Bir oyuncunun 'randevuları'nı izliyoruz bu filmde; karakterden karaktere girmesi, farklı farklı rollere bürünmesi. Hatta adının Oscar olmasını da pek manalı buldum, ne kadar bilinçli yapıldığını bilemem elbette. Bu sahnelerin bazılarında bize hangisi gerçek hangisi oyun diye sorgulatmıyor değil. Ayrı ayrı ele alındığında, performansların hepsi birer kısa film tadında aslında.
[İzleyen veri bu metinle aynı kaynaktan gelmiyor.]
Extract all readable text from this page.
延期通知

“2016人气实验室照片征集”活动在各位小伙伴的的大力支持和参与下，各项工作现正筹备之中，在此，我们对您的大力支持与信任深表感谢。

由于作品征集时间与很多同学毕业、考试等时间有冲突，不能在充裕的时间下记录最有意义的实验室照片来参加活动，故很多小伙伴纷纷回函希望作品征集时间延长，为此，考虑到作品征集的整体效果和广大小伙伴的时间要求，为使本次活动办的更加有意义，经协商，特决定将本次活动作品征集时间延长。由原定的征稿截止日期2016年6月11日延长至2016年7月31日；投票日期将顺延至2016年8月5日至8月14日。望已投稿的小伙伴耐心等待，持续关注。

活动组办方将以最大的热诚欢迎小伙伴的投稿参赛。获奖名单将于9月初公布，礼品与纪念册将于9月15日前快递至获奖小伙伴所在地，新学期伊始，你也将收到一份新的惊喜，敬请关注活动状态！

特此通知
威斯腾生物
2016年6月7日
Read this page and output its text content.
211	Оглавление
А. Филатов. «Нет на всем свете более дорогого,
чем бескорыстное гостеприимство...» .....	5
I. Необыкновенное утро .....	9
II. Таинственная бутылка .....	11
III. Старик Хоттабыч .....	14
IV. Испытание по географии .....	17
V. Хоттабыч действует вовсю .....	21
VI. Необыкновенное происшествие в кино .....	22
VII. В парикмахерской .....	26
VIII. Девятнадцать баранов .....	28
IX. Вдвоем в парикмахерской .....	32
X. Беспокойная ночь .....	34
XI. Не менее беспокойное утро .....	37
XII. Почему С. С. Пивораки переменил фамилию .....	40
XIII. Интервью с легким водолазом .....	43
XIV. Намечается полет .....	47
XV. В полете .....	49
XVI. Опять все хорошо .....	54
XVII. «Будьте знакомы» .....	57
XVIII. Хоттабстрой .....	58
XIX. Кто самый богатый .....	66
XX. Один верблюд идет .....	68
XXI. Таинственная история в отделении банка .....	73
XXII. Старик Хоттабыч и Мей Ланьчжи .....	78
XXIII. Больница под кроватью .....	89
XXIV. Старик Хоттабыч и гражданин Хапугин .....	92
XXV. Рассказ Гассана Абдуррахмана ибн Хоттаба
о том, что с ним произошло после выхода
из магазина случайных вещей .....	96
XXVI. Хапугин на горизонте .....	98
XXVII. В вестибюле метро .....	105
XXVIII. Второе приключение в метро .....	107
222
Bu randevudan randevuya geçişler çoğunlukla çok yumuşak ve belirsiz; kasıtlı yapılan bir şey, biraz kendi hayatlarımızı anımsıyoruz. Aslında 'maymunlu' sahneyi de izledikten sonra yönetmenin özellikle bunu amaçladığını düşündüm. Hepimiz sıradan bir gün içinde Oscar gibi değişik performanslar sergiliyoruz, onun kadar usta bir aktör olmasak da -biraz da mecburen- hep oynuyoruz. Ne zaman kendimiz oluyoruz ne zaman olmamız gerektiğimiz kişi, bazen biz de ipin ucunu kaçırıp farketmiyoruz. Tabii dediğim gibi bu bir sanat filmiyse herkesin çıkardığı sonuçlar bakış açısına ve algıya göre değişir.
İlginç ayrıntıları kaçırmamak için biraz da dikkatli izlemek gerekiyor filmi. Yani sıkıcı sanat filmi etiketiyle gönülsüz izlenirse sadece ardı ardına akan fotoğraf karelerinden ibaret olacaktır -ki buna çok müsait bir film aslında. Ayrıca tamamen anlamsız ve alakasız sahnelerden oluştuğu da söylenemez. İpuçları takip edilirse her 'performansın' kendi içinde tutarlı olduğunu görüyoruz. Gerçi Eva Mendesli sahneler kesinlikle farklı açıdan bakılmalı. İçimizde bu tür şeylere yatkın olanlar alttaki mesajı bile çözebilirler (ben yapabildiğimden pek emin değilim zira).
O değil de Kylie Minogue'u ilk defa yaşını gösterirken gördüm. Bu onun hala taş olmadığı anlamına gelmiyor elbette. Kendisinden beklemediğim derecede iyi bir oyunculuk göstermiş. Ha burada hafiften Inception yaptım bak. Ecnebiler pun diyorlar. Kendisi arkasında Paris'in gösterişli manzaraları ile seksi kliplerine kıyasla ayrı bir etkileyici göründü gözüme hep. Evet, Paris, hafif bir nostalji yapmak elde değil, çok tanıdık manzaralar, çarpıcı kadrajlar... Üslubunu beğendiğim Leos Carax'nın (nasıl okunduğu konusunda hiçbir fikrim yok) diğer filmlerine mutlaka göz atacağım derken benim takıntılı bir şekilde izlemek istediğim ama hala izleyemediğim (nedenini sorgulamak saçma) Tokyo!'yu ve çok şükür izlemiş olduğum ama üslubuyla çok da bir bağlantı kuramadığım Pola X'i yönettiğini gördüm. Fazlaca karşıma çıkıyor. O zaman bütün filmlerini izlemeli bence.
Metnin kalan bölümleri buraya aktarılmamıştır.